Page MenuHomePhabricator

Performance problems with pywikibot's pagegenerator
Closed, ResolvedPublic

Description

Hi, i'm currently working on an open source university project (https://openartbrowser.org/ , https://github.com/hochschule-darmstadt/openartbrowser).

We query different datasets from wikidata about art. In our ETL process we get the data we want with help of the pywikibot libary. This libary loads the wikidata sites by their qId's which we query beforehand with SPARQL (pagegenerator.WikidataSPARQLPageGenerator). This whole process of extracting around 150.000 entries took us 47 hours last time measured at the ending of october.

We want to improve our crawler performance so that we can test new features faster.

Our implementation can be viewed here https://github.com/hochschule-darmstadt/openartbrowser/blob/staging/scripts/Wikidata%20crawler/ArtOntologyCrawler.py in the extract_artworks function. This function first queries all qIds of Paintings, Drawings and Sculptures. Next we iterate over the items returned by the page generator. When measuring the times i came accross that the item.get() takes from 0.5 to 3-4 seconds. I assume that this is a page load for all data on the page of an wikidata entity.

The only possibility i see at the moment to improve this data extraction is multi-threading because wikidata allows five queries in parallel (which equals five page loads). A direct SPARQL queries seems to be not possible because requests are very limited (see https://www.mediawiki.org/wiki/Wikidata_Query_Service/User_Manual#Query_limits).

Maybe there is another way of solving this performance issue.
Best regards.

Event Timeline

Have you tried to play around with "SETTINGS TO AVOID SERVER OVERLOAD" options in Pywikibot's user-config.py?

I played around with them, but i saw no change in performance. I set following options to following values because i thought they would affect the performance:
minthrottle = 0 # default value
maxthrottle = 1 # default 60
put_throttle = 0 # 10 (i only read pages so this was probably unnecessary)
maxlag = 1 # default 5
step = -1 # default value

For 100 pages it takes about 1 minute and 20 seconds. For 1000 it takes ~12 minutes. I have the same times when i tested it with the default config.

Have you considered to get data from dumps, if possible?

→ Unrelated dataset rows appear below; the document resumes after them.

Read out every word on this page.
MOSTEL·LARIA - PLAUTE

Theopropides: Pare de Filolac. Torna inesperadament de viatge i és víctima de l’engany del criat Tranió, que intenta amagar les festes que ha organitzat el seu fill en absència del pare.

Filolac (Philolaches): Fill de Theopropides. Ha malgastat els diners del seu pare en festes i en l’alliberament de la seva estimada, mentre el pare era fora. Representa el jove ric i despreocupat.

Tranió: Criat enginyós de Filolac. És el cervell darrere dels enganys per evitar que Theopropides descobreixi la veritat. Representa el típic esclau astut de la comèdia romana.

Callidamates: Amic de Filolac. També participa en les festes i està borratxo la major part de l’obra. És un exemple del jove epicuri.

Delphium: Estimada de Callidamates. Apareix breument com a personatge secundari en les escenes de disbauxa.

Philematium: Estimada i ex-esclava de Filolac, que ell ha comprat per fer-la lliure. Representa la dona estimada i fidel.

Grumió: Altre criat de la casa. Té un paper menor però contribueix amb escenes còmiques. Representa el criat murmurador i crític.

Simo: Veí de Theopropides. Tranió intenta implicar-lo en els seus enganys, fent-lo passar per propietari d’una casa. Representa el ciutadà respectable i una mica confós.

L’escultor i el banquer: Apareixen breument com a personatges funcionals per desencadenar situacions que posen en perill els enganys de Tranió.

I thought about data dumps aswell. But i think it's a bit overkill to download 60 Gb to query about 100 Mb of data so i wanted to check first if there are any other possibilities regarding the SPARQL endpoint or pywikibot.

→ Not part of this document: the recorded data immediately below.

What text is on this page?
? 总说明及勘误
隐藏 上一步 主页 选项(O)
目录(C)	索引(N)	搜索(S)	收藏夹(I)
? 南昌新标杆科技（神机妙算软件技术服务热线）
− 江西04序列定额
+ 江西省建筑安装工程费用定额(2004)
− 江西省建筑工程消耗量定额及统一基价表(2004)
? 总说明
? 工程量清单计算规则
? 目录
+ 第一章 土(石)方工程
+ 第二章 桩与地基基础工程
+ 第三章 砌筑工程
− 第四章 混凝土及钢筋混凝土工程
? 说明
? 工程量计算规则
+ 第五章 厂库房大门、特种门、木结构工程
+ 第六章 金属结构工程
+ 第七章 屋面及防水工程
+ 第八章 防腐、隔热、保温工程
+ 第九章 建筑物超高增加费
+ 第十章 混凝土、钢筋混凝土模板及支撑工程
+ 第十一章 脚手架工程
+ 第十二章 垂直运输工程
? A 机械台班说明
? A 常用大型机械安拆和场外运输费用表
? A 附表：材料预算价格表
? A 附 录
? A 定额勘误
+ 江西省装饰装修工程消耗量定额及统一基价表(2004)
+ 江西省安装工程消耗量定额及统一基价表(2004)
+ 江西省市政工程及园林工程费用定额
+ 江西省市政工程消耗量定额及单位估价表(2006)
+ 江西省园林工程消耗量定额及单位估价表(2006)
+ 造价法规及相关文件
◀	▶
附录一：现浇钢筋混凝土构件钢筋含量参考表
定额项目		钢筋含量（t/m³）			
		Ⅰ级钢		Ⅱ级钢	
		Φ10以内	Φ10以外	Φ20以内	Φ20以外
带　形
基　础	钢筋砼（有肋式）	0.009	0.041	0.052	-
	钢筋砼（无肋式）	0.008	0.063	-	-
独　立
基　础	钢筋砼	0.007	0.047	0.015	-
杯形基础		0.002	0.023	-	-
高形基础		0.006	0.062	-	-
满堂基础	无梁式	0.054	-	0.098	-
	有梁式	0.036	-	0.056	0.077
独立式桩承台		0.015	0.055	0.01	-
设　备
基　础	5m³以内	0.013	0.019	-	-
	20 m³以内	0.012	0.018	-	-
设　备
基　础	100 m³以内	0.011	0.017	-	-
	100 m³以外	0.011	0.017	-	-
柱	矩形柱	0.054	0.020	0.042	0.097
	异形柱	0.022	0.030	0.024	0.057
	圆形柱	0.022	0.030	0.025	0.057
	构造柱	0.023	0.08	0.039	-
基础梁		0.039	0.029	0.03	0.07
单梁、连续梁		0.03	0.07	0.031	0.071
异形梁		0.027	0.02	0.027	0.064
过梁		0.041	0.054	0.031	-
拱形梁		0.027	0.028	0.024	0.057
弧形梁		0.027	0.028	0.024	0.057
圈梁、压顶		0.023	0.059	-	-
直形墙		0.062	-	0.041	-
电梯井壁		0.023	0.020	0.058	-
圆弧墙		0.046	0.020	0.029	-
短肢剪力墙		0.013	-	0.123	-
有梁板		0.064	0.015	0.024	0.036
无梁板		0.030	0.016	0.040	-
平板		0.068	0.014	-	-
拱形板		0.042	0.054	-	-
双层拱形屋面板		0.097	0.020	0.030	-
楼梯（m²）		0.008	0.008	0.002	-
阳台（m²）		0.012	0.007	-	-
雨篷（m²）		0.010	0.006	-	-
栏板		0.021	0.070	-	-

Perhaps try WikidataIntegrator instead of Pywikibot (if it offers the same functionality you need). I'm unsure what is its current state of development, so make sure you don't throw away your original code. A performance comparison of the two libraries from your project would be interesting.

Decreasing maxlag parameter may lead to decreasing performance because some queries are probably waiting for a lower server lag

Thanks for the answers.
I also tried the default value and higher values like 10, 20 or 60 for maxlag. But there were unfortunately no improvments with maxlag changed.
I'll take a look at WikidataIntegrator and compare it with pywikibot.

When measuring the times i came accross that the item.get() takes from 0.5 to 3-4 seconds.

Probably T226157: Data retrieval may be very long and heavy because of parsing Link during SiteLink initialization.

Makes sense, because the API call itself really takes milliseconds. In comparison with pywikibot.Page a text from some wiki article is taken roughly 10x faster than getting a WD item

Ok interesting, so i guess i have to wait until this issue is resolved or is there another functionality which i can use that won't load and initialize sitelinks? For a new feature we use the wikipedia sitelink but the performance problem occured already before we used sitelinks.

You may use preload_sites.py maintenance script in meantime until the underlying problem has a better solution. The script is introduced with release 6.0.0, currently master branch.

Change 660809 had a related patch set uploaded (by Xqt; owner: Xqt):
[pywikibot/core@master] [IMPR] Create a SiteLink with getitem method

https://gerrit.wikimedia.org/r/660809

Xqt claimed this task.
Xqt triaged this task as High priority.

Change 660809 merged by jenkins-bot:
[pywikibot/core@master] [IMPR] Create a SiteLink with getitem method

https://gerrit.wikimedia.org/r/660809